The hacker collective Anonymous has released a fresh batch of data taken from Vanguard Defense Industries, a Pentagon and FBI contractor.

The seven-foot ShadowHawk drones, which are used by military, law enforcement and private companies across the world and are loaded with grenade launchers and shotguns. The data release was revealed via a post on tor2web.org and later publicized on the group's AnonymousIRC Twitter account. In it the group claimed to have released "1GB of private emails and documents belonging to Vanguard Defense Industries (VDI)."

Anonymous later said the e-mails belong to the contractor's senior vice president, Richard T. Garcia, and contained information regarding "internal meeting notes and contracts, schematics, non-disclosure agreements, personal information about other VDI employees, and several dozen 'counter-terrorism' documents classified as 'law enforcement sensitive' and 'for official use only.'"

A key bit of information highlighted in its release pertained to Vanguard Defense Industries' ShadowHawk drones, which are used by military, law enforcement and private companies across the world and are loaded with grenade launchers and shotguns.

Despite highlighting the ShadowHawk unmanned aerial vehicle, the group offered no clear reason for the attack on Vanguard Defense Industries besides its association with military and law enforcement agencies.

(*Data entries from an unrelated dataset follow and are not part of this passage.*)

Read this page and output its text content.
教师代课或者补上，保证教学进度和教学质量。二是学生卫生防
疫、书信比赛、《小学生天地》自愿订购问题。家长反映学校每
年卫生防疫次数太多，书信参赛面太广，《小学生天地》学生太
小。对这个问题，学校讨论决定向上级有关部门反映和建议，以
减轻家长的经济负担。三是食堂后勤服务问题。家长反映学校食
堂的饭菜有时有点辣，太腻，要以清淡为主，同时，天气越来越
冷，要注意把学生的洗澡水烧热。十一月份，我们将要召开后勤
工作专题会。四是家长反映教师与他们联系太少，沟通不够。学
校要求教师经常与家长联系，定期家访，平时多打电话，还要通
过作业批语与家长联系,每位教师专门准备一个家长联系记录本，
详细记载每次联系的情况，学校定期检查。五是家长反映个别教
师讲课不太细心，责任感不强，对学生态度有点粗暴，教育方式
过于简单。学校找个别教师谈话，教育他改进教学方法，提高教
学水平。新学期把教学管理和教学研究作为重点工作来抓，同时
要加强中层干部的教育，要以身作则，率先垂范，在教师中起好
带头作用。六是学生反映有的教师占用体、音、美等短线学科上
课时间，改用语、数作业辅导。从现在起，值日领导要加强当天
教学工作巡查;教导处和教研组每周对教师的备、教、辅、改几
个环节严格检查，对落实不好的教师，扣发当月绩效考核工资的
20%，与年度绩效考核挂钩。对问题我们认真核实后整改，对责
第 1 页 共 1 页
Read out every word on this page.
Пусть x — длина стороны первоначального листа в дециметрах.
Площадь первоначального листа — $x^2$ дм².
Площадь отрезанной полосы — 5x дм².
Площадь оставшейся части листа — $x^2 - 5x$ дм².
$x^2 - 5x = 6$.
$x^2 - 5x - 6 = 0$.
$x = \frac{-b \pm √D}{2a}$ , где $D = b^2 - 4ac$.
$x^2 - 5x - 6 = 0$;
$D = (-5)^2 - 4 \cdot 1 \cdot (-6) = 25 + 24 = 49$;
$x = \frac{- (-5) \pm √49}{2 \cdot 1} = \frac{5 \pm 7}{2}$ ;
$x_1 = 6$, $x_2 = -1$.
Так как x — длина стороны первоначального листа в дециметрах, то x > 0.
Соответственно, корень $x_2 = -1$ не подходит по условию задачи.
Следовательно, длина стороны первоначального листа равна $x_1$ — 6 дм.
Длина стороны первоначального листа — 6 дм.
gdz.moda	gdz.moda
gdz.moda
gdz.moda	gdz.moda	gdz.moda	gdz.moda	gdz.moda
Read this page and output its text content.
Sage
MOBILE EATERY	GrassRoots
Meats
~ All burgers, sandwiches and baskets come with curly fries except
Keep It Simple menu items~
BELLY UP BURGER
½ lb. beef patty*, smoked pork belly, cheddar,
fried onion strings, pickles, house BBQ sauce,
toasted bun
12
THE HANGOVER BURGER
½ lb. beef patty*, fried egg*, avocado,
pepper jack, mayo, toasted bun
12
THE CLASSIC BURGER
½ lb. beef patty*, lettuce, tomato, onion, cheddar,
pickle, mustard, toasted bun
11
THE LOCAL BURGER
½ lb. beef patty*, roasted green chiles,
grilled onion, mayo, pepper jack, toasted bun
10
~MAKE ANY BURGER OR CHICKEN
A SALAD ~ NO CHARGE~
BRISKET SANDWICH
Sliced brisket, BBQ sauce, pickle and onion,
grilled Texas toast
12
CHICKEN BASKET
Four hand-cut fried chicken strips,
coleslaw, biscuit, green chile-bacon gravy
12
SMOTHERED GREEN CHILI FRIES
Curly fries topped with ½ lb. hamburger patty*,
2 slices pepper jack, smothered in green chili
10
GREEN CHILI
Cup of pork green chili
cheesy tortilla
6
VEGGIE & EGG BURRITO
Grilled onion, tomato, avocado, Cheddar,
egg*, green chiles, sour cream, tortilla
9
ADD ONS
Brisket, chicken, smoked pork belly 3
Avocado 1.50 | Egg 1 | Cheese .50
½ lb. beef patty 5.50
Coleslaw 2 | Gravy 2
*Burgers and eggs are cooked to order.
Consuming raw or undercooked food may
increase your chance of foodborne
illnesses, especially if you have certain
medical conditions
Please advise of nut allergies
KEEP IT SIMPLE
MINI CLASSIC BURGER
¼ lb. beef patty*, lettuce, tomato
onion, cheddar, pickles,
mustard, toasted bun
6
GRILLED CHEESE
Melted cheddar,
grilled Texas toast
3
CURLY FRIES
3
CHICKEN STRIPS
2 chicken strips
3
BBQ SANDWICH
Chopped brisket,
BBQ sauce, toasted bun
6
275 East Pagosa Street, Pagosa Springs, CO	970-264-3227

"We are doing this not only to cause embarrassment and disruption to Vanguard Defense Industries, but to send a strong message to the hacker community. White hat sellouts, law enforcement collaborators, and military contractors beware: we're coming for your mail spools, bash history files, and confidential documents," read Anonymous' statement on the matter.

The attack on Vanguard Defense Industries is the latest in a slew of attacks on military and law enforcement agencies. Credited as a part of its "F**k FBI Friday" campaign, previous victims of Anonymous' wrath have included big name companies such as Booz Allen Hamilton and Monsanto.

The motivation for the attacks was similarly cited as being the two companies' past and present associations with military and law enforcement agencies.